In a 26-7 vote (with 5 abstentions), the SJSU Academic Senate approved a motion to drastically reduce office hours this week, as reported in Tuesday’s Spartan Daily article, “Office Hours Slashed by Academic Senate.”
If we accept a decrease in office hours and instead use email as an equal replacement for talking face-to-face, we are accepting a larger worldwide trend.
We cannot accept this — technology should be used as an enhancement as opposed to a replacement for the way we live our lives.
When you call someone or see them in real life, they cannot hide as easily behind a digital veil.
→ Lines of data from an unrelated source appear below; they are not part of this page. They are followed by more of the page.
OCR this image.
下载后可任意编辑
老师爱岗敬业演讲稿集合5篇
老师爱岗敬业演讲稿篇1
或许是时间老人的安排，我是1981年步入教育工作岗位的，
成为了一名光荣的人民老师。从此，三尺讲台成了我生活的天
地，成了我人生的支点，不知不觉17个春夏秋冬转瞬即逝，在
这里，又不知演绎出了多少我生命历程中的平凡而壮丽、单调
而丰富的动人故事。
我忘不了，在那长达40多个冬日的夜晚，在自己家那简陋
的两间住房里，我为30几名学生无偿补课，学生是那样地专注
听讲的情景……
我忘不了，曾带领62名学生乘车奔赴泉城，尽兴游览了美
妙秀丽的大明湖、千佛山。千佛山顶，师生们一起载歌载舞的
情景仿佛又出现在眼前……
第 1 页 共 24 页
They are there, in the flesh.
Office hours provide a neutral ground — a portal of communication where students can approach their professors without pressure.
Sure, we ask questions about the content, but more importantly, we learn how to talk to people, how to ask for favors and how to improve relationships with people we see on a daily basis.
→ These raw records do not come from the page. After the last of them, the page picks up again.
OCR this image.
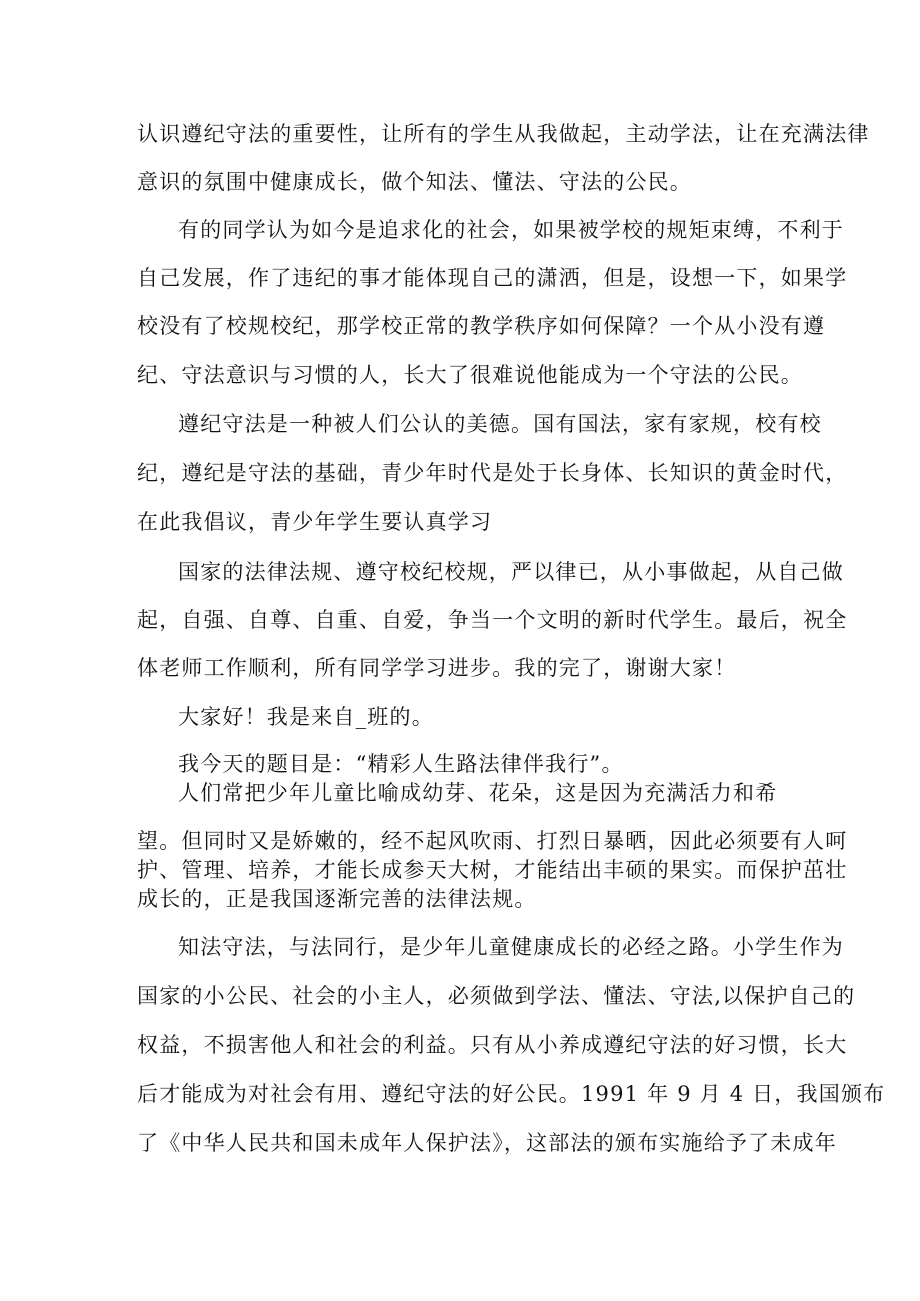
认识遵纪守法的重要性，让所有的学生从我做起，主动学法，让在充满法律
意识的氛围中健康成长，做个知法、懂法、守法的公民。
有的同学认为如今是追求化的社会，如果被学校的规矩束缚，不利于
自己发展，作了违纪的事才能体现自己的潇洒，但是，设想一下，如果学
校没有了校规校纪，那学校正常的教学秩序如何保障？一个从小没有遵
纪、守法意识与习惯的人，长大了很难说他能成为一个守法的公民。
遵纪守法是一种被人们公认的美德。国有国法，家有家规，校有校
纪，遵纪是守法的基础，青少年时代是处于长身体、长知识的黄金时代，
在此我倡议，青少年学生要认真学习
国家的法律法规、遵守校纪校规，严以律已，从小事做起，从自己做
起，自强、自尊、自重、自爱，争当一个文明的新时代学生。最后，祝全
体老师工作顺利，所有同学学习进步。我的完了，谢谢大家！
大家好！我是来自_班的。
我今天的题目是：“精彩人生路法律伴我行”。
人们常把少年儿童比喻成幼芽、花朵，这是因为充满活力和希
望。但同时又是娇嫩的，经不起风吹雨、打烈日暴晒，因此必须要有人呵
护、管理、培养，才能长成参天大树，才能结出丰硕的果实。而保护茁壮
成长的，正是我国逐渐完善的法律法规。
知法守法，与法同行，是少年儿童健康成长的必经之路。小学生作为
国家的小公民、社会的小主人，必须做到学法、懂法、守法,以保护自己的
权益，不损害他人和社会的利益。只有从小养成遵纪守法的好习惯，长大
后才能成为对社会有用、遵纪守法的好公民。1991 年 9 月 4 日，我国颁布
了《中华人民共和国未成年人保护法》，这部法的颁布实施给予了未成年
People should be approachable — we know our professors and they should know us.
Though they spent 10-plus years getting a post-graduate education, they are people, too.
Can’t we agree to be on a first-name basis with our professors? Can’t we get to know each other and understand one another?
Our society needs to eliminate the notion of the ivory tower, and instead replace it with the realm of an education sphere.
Education should be a two-way relationship, not just a one-way stream. The CSU website states two of its core missions of our education system is “quality in instruction,” and “an environment in which scholarship, research, creative, artistic, and professional activity are valued and supported.”
In truth, the CSU is framed with a teaching method of approachability and practicality, whereas the UC system is built on grants and academic research.
Students go to SJSU, or any of the other CSUs, to learn actual skills, not just to attain a theory-based education.
However, as our larger society changes rapidly, our professors need to see how things change. They can learn from students, too — we’re into social media, modern art and the like. We’re different from the students five years ago, and extremely different than the students 20 years ago. We don’t agree with the way things were done: understand where we come from.
One such example is the hailed substitute for office hours: email. However, it’s a cold, dreary impersonal system.
Even worse, email has become the slowest form of digital communication in our society. Some people simply don’t answer their emails for days, if at all. Messages get “caught” in the “spam filter” or sent to “the wrong email address.”
These excuses are unacceptable.
We need to mitigate the problems of generational culture clashes with an attempt at symbiotic learning.
An online distance has replaced interpersonal communication in our society.
Though we are, with technology, the most connected our world has ever been, we are increasingly becoming the most disconnected people to ever live.
Why us? Why SJSU? Well, we are the oldest public university in California — there was no UC Berkeley or UCLA before there was our university.
We’ve been a model for public education on the West Coast since our school’s inception in 1857, so why not continue to improve our university?
Let’s find a way to make it easier for students to graduate without compromising our education: to keep the quality of our learning while removing the difficulty of our bureaucracies.
What are we paying for as students is for an education, not just borrowed time in a classroom. We seek actual learning, not to copy notes from a computer presentation.
The role of the professor is not just a job — at some core level, it is about the enrichment and betterment of our society.
We are not just creating simple worker machines. What we are creating are model citizens — that is the ultimate goal of higher education.
Face the facts: people are social creatures and nothing good can come by reducing the time we can see each other. Don’t accept this farce for educational reform.